Directly from The Lancet's reference which you linked to it says:
"The symptom onset date of the first patient identified was Dec 1, 2019. None of his family members developed fever or any respiratory symptoms. No epidemiological link was found between the first patient and later cases."
So this makes it clear that the first patient admitted with symptoms cannot be the same as the patient who died because it goes on to say:"The first fatal case, who had continuous exposure to the market, was admitted to hospital because of a 7-day history of fever, cough, and dyspnoea. 5 days after illness onset, his wife, a 53-year-old woman who had no known history of exposure to the market, also presented with pneumonia and was hospitalised in the isolation ward."

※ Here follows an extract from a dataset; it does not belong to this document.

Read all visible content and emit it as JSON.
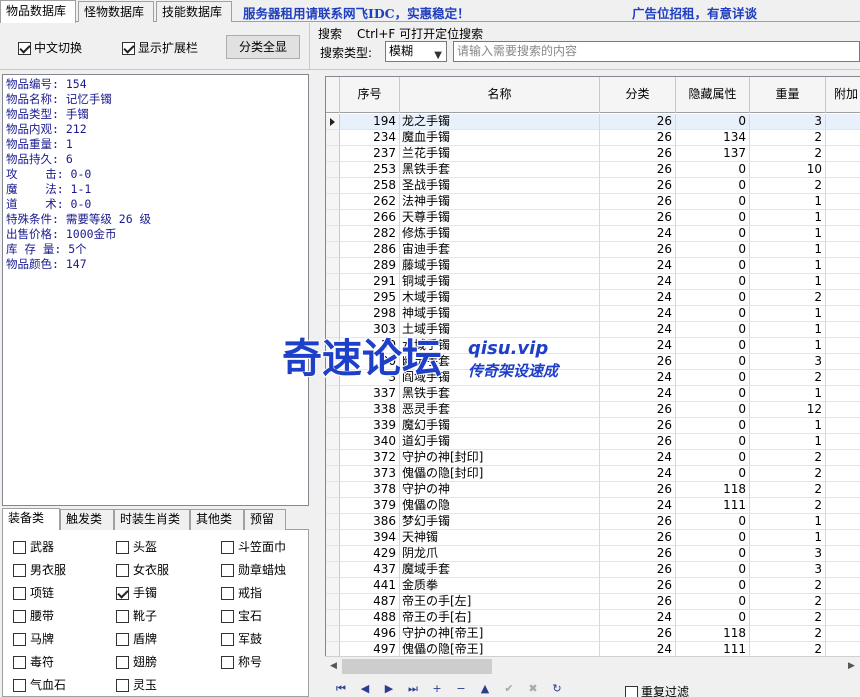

It is impossible that anyone associated with the first patient could have had the virus, and the wife being referred to was married to the dead patient, not the first patient.
You, however concluded that:
That was impossible.In other words, as early as the second week of December, Wuhan doctors were finding cases that indicated the virus was spreading from one human to another.
As the first fatal case was recorded on 10 January 2020 it was accurate for the Chinese health authorities to advise the WHO that in early January they could not confirm human to human transmission.
This point is, however, a technicality.
Being able to confirm - or show clear evidence - is not the same as it cannot happen. It is wholly unrealistic for any medical practitioner to think that a SARS-like virus would not have human-to-human transmission capabilities.
Most lay readers will not appreciate this basic fact.
Most journalists seem clueless to this point and have engaged in speculative dribble.
Despite there being no clear evidence the WHO had warned countries about the risk of human-to-human transmission as early as 10 January, and urged precautions.